Since MMX was first introduced in the 90's, x86 CPUs have offered a growing array (I'm not sorry!) of vector functionality. In this homework, we will experiment with one of the more recent vector extensions, AVX512, which offers many powerful packed integer instructions, operating on (up to) 512-bit registers. More specifically, the assignment consists of variations of the problem of finding the smallest value in an array.
This homework requires access to a machine with AVX512 extensions, which is available on our the quads1 server. I've made quads1 available to the class, accessible as follows: ssh -p 8131 bits-head.cs.uic.edu. As with nodes, your UIC netid password applies. For this homework, we are writing single-threaded programs, however, so if your own computer supports AVX512, feel free to use that. Even (shudder) virtual machines could be ok, as long as the host CPU supports AVX512. Watch out: if a researcher is running parallel code on the machine while you are running your program, your performance results could be heavily affected. Before running a performance experiment, take a quick lock with htop.
To build the programs, simply run make in the checked-out repository folder.
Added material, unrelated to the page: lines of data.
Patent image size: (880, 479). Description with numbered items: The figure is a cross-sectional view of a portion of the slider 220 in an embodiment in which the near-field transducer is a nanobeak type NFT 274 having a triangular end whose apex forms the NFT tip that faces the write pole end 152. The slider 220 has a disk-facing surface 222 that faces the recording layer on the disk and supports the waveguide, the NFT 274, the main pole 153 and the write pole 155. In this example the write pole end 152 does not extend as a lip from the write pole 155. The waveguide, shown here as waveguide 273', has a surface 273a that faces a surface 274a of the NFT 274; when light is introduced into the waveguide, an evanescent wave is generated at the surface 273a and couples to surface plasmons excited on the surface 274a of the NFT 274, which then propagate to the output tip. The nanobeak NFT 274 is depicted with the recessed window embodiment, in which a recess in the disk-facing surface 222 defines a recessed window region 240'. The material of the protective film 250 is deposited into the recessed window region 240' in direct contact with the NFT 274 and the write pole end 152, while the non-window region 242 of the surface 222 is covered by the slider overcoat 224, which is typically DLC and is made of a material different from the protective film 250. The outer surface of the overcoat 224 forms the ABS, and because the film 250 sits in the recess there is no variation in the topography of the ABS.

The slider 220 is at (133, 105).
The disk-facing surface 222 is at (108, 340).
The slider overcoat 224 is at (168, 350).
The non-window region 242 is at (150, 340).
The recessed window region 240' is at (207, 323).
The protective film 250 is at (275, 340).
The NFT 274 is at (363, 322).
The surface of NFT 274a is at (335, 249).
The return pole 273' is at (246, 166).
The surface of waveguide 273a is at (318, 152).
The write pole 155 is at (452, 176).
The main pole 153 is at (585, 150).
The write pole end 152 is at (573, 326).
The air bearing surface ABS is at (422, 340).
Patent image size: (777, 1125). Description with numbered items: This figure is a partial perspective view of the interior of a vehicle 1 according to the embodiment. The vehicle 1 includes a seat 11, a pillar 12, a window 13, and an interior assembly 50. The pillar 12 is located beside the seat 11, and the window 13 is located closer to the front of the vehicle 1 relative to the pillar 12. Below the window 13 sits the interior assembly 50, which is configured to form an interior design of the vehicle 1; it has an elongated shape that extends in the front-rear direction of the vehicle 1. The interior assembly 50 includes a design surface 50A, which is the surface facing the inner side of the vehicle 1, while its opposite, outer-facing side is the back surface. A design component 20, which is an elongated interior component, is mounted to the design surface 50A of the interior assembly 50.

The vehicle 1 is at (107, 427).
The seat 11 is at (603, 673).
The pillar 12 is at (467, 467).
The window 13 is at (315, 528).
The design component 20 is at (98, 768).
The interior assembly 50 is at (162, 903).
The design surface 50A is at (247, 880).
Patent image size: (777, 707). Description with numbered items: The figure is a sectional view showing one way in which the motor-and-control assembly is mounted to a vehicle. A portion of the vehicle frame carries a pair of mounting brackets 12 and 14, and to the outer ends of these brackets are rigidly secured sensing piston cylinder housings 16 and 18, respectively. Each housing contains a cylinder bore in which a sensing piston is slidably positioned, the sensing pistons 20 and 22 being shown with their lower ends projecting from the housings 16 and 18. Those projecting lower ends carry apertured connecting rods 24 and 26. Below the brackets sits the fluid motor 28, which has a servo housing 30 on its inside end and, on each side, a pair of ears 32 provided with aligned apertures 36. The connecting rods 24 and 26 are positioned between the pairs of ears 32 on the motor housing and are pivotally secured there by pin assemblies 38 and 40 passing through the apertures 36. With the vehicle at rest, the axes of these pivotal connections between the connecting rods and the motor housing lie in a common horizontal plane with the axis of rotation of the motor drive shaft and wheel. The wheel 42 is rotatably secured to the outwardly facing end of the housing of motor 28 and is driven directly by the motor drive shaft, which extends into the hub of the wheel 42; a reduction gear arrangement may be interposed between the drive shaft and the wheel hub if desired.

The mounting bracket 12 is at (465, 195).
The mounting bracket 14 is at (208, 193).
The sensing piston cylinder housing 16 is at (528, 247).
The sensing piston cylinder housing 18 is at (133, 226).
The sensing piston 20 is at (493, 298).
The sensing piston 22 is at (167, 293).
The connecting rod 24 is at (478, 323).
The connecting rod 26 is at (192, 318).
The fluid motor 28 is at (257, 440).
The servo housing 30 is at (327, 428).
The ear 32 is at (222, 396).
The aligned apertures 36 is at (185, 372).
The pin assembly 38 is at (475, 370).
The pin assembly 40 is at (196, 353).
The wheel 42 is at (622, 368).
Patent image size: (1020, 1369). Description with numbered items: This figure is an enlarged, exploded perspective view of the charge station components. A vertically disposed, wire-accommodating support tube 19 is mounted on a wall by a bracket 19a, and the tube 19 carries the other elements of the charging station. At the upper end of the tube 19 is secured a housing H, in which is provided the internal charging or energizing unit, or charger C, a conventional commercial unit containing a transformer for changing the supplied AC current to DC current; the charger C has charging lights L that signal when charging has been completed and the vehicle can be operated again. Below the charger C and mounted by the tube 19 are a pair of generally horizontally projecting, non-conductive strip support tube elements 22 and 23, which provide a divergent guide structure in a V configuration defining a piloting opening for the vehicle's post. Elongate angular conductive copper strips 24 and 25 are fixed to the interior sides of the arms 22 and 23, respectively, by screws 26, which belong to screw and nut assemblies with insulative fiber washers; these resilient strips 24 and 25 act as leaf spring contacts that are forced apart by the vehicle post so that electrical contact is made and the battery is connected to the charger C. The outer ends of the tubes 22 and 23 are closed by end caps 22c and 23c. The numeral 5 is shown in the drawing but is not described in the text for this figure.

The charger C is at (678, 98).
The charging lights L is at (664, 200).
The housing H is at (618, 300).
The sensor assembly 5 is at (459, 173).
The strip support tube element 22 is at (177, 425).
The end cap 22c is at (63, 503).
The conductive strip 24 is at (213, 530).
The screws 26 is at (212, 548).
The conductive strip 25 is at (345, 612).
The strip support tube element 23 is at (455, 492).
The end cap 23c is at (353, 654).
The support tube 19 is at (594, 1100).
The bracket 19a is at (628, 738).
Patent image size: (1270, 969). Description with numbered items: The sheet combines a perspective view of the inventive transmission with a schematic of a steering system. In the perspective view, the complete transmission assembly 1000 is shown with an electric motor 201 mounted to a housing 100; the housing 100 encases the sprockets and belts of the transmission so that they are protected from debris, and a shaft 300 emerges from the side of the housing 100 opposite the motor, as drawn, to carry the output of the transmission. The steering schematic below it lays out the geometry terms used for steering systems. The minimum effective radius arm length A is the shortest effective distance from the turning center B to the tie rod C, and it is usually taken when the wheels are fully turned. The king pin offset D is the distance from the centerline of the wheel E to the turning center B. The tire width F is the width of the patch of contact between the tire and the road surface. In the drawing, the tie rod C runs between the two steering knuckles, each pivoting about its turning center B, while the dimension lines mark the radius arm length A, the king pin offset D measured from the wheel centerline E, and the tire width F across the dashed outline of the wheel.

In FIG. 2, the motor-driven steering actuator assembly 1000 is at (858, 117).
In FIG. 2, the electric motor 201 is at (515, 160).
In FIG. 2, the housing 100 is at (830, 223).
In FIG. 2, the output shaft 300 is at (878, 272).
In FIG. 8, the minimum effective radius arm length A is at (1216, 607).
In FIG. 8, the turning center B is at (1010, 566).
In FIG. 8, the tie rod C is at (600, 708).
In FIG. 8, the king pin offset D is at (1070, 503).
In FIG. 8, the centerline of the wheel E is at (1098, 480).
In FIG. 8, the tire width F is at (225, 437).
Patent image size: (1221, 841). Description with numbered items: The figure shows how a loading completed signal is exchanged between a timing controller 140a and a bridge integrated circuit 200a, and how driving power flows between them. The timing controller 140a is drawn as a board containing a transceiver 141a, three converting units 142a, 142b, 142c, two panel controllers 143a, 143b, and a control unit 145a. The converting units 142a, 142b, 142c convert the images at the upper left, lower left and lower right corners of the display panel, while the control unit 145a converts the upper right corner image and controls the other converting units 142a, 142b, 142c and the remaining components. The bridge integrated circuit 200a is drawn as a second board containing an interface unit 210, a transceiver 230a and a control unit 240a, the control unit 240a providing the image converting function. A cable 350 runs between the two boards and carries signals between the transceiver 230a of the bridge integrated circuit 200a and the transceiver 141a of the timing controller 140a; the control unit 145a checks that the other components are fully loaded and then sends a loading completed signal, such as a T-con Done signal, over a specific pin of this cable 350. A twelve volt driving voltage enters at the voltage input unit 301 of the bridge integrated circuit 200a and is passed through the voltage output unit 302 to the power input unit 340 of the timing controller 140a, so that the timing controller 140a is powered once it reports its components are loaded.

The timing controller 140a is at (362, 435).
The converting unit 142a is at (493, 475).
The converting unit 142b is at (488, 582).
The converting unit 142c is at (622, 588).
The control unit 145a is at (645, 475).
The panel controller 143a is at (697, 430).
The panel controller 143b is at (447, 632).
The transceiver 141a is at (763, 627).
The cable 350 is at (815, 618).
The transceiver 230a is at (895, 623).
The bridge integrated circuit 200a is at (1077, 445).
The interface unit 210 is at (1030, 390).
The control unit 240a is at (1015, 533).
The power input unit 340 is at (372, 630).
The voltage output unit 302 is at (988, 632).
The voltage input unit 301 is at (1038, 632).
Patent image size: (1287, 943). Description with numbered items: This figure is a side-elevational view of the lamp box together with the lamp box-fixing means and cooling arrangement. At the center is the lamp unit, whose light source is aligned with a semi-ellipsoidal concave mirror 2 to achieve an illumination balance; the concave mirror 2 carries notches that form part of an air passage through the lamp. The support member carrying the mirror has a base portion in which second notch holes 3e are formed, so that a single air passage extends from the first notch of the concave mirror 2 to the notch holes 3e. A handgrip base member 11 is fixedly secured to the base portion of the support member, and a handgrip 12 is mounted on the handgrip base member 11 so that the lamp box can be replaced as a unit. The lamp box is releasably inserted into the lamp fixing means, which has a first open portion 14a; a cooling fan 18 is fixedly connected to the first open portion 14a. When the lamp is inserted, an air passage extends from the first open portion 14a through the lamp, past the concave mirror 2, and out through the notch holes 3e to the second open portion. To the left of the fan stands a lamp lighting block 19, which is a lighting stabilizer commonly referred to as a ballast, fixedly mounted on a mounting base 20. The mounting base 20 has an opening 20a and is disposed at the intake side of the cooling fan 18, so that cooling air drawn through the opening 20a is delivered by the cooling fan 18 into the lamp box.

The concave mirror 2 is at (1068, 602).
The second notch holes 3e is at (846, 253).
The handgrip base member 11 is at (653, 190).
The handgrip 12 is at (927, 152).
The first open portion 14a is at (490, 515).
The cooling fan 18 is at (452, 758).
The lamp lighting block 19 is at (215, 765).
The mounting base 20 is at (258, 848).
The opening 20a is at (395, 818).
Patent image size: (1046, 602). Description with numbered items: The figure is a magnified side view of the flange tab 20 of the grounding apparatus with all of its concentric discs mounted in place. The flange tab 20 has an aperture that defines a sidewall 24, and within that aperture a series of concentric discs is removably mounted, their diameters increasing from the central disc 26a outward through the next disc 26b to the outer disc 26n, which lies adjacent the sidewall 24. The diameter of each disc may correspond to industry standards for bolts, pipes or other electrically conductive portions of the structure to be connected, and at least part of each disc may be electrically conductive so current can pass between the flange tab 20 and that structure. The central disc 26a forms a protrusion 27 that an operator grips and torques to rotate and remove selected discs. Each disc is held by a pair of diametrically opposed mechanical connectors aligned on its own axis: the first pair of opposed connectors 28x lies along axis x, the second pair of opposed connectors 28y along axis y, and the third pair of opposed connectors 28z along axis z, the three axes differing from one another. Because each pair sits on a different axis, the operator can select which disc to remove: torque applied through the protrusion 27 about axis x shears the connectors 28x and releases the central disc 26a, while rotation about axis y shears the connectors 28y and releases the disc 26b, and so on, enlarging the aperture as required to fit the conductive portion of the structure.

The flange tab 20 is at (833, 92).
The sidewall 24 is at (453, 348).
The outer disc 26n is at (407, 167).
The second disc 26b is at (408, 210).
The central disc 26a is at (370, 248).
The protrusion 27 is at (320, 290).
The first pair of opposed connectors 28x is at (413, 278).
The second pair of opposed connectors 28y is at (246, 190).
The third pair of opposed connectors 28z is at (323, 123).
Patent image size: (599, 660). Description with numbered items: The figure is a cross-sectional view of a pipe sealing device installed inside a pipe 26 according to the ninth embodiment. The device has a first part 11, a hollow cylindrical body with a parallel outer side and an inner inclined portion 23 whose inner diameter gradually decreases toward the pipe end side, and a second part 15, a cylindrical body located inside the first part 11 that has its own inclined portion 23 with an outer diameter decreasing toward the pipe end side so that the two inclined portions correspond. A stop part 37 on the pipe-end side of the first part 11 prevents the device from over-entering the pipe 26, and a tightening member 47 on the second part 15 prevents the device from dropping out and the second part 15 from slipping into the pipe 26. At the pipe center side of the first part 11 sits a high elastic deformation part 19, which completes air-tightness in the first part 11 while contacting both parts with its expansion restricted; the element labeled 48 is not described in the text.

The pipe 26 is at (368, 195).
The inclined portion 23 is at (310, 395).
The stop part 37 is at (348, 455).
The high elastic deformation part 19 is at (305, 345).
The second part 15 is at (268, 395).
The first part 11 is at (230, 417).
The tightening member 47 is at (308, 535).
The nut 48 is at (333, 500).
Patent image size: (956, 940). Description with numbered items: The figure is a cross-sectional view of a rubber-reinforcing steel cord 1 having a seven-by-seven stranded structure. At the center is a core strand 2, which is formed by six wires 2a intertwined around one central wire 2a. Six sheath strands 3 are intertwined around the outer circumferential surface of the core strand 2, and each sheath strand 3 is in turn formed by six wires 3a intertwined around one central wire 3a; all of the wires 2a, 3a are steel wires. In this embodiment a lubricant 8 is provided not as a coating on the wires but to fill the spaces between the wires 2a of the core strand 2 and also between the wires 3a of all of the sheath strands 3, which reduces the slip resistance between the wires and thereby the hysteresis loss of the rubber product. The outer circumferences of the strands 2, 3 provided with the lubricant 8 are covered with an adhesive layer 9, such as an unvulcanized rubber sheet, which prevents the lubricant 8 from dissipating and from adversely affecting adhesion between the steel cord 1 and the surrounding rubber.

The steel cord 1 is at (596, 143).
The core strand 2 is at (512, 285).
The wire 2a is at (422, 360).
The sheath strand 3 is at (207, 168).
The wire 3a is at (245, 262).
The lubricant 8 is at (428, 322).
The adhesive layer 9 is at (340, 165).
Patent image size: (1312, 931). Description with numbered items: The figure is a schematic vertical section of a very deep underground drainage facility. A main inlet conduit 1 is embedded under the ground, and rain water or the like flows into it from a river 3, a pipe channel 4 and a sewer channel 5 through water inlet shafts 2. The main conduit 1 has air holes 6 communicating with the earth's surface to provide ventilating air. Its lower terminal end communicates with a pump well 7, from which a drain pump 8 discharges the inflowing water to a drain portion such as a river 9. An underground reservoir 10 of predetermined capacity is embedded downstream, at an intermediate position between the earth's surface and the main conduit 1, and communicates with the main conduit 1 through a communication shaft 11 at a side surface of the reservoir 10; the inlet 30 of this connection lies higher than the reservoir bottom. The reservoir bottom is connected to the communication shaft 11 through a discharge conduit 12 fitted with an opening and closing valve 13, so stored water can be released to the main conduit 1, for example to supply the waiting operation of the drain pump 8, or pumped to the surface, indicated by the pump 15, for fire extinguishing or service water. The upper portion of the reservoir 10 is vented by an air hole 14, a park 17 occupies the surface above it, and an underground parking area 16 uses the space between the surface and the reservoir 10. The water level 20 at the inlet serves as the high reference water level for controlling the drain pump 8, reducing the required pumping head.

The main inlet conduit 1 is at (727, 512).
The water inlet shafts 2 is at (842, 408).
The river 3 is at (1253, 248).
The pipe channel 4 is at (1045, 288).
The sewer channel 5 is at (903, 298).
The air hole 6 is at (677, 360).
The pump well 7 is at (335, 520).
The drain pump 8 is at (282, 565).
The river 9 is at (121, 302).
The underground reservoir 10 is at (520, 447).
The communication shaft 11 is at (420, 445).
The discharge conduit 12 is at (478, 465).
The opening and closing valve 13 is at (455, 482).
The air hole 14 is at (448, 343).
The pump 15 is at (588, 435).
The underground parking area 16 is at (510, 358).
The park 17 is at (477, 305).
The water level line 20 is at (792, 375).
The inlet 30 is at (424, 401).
For each assignment, only edit the file that contains the min-function in question, leave the main program alone.
In cmin.c, the implementations of arraymin(), and minindex() already complete test_vec and test_novec without error. While arraymin() returns the minimum value, minindex() should return the index of the smallest value. Run benchmark_vec and benchmark_novec to measure the performance of this implementation with and without vectorization.
Using gnuplot, generate a plot of benchmark_vec and benchmark_novec (four separate, labeled lines), with input size on the x-axis, and cycles/op on the y-axis. Use sizes from 8 to 65536 elements.
Try using set logscale y and set logscale xy in gnuplot to see the details for small sizes better.
- what do you notice about the relative performance of the vec and novec solutions?
- compare the produced assembly for both _vec and the _novec solutions. Read each carefully to understand how it works.
- the arraymin _vec solution is slow (per element) for small vectors, then very fast for medium size vectors, then slower again for large vectors. What explains this? Why does the _novec solution not show a similar trend? Try using performance tools to investigate.
Initially, iterative.c is identical to cmin.c.
In iterative.c, implement a vectorized arraymin() function using a combination of C and inline assembly (or, if you prefer, C vector intrinsics).
You may assume that the input size is a multiple of 64 32-bit integers. Similar to what we did in class, use a C for-loop, and an inline assembly loop body using the VPMINSD (sometimes this appears to be called VMINSD instead) instruction to produce a vector of up to 64 values, one of which is the smallest. Then, finish the job after the loop using another chunk of inline assembly, to compute the single minimum value. For this part, consider using a combination of the instructions VPSHUFD, VPERM2I128, VPALIGNR.
- Plot cycles/op vs. input size for your version and the C version.
- What's faster, using the 512-bit (zmm) AVX512, the 256-bit (ymm) AVX2 or 128-bit (xmm) AVX instructions? You can try specifying the available instruction set to gcc with
-m, or with clang-mprefer-vector-widthto force the compiler to produce different versions. - How does your version compare the vectorized C version?
- Study the assembly of the vectorized C version and try to determine what causes the difference.
In iterative.c, implement minindex(), another vectorized min function using a combination of C and inline assembly. Here, VPMINSD will not help. Instead, use a combination of VMOVDQA (move), VCMPGTD (compare), VPAND, VPXOR, VPOR, VPADDD, and VPBROADCASTD, and perhaps others.
Here's one approach you can use - there are others.
Start by writing a replacement for the VPMINSD instruction using VCMPGTD (compare), VPAND, and VPOR. Then, add instructions for tracking the index of each of the array minima. Hint: VCMPEQD %ymm0,%ymm0,%ymm0 sets every bit in ymm0 to 1. VPBROADCASTD puts the same scalar in each integer-sized slot of the a vector register.
For simplicity, you may use C code to compute the final index outside the loop.
- Plot cycles/op vs. input size. How does this compare the vectorized C version of
minindex? - How fast can you get this? My solution runs just under 0.6 cycles per element.